[Aylva, Hobbe van]
AYLVA (Hobbe van), geb. op Tjessingastate te Hijlaard in 1582, overl. 14 Juni 1645, oud 63 jaar, begr. te Hijlaard, zoon van Ulbo en van Sjouck van Heringa.
Hij werd 9 Nov. 1610 grietman van Baarderadeel was in 1609, 20 en 33 gevolmachtigde ten landdage (in welke hoedanigheid hij in 1620 de lijkstatie van graaf Willem Lodewijk volgde) en werd 24 Mrt. 21 benoemd tot curator der friesche hoogeschool. In 1639 deed hij afstand van zijn grietenij ten behoeve van zijn zoon Epo (3) zie hiervóór, en was in 40 politiek-commissaris op de synode te Leeuwarden.
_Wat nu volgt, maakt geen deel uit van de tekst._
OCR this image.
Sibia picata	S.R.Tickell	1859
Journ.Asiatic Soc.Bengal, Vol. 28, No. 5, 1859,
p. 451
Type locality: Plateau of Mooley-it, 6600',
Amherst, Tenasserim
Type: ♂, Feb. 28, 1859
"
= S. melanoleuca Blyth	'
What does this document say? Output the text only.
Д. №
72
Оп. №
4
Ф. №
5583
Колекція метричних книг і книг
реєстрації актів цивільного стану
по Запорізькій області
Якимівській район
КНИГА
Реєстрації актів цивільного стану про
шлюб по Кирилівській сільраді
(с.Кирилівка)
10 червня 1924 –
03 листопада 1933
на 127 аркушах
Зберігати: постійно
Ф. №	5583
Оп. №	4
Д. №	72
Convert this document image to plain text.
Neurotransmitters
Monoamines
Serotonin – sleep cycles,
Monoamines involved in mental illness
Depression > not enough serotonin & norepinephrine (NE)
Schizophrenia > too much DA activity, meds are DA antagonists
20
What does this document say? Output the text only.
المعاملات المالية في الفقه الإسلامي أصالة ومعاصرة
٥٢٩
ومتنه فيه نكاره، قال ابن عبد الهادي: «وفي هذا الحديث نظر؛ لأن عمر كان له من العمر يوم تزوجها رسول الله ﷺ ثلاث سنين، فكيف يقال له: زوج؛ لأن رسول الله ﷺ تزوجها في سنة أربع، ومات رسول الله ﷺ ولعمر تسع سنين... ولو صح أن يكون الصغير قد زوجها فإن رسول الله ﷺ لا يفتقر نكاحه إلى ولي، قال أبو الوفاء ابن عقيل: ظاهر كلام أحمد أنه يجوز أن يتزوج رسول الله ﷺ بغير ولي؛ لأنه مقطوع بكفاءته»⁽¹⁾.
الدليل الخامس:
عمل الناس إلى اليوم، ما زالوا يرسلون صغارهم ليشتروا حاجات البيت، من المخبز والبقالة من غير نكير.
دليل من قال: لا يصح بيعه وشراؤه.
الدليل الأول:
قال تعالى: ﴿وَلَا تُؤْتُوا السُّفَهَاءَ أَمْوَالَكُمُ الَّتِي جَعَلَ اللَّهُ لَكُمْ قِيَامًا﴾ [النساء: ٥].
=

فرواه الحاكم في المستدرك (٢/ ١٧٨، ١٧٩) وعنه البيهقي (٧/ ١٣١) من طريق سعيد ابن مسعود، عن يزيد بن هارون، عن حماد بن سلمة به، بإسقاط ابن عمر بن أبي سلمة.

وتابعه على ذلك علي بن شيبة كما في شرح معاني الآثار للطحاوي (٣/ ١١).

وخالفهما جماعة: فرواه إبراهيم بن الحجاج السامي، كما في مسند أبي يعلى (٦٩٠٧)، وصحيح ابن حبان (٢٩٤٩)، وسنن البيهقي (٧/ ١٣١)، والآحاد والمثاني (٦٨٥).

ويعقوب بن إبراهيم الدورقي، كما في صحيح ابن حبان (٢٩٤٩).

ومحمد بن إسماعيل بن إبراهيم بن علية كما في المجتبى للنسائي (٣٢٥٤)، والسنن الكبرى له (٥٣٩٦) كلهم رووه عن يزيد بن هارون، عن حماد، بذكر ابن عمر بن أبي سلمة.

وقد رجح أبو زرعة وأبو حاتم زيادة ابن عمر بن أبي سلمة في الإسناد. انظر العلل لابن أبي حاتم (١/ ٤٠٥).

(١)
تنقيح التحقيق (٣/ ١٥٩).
Hij is tweemaal gehuwd geweest. Eerst in 1610 met Frouck van Aylva, overl. te Hijlaard 25 Dec. 1617, oud 28 jaar en 9 dagen; dochter van Epo en van Ynts Sybeths dr. van Scheltema; daarna is hij in 1620 hertrouwd met Tjitske van Mockema, overl. te Leeuwarden 18 Aug. 1632; deze was weduwe van Jarich van Cammingha en dochter van Syds v.M. en Jets Douma van Oenema. Uit Hobbe's tweede huwelijk sproot een jong overl. dochter; uit het eerste 3 kinderen, t.w. Epo (3) die hier vóórgaat; Sjouckje, jong overleden, en Ulbo (1) die volgt.
Zie: Baerdt van Sminia, N. Naaml. van Grietm., 232, 233; Nederl. Heraut V, 102, 103.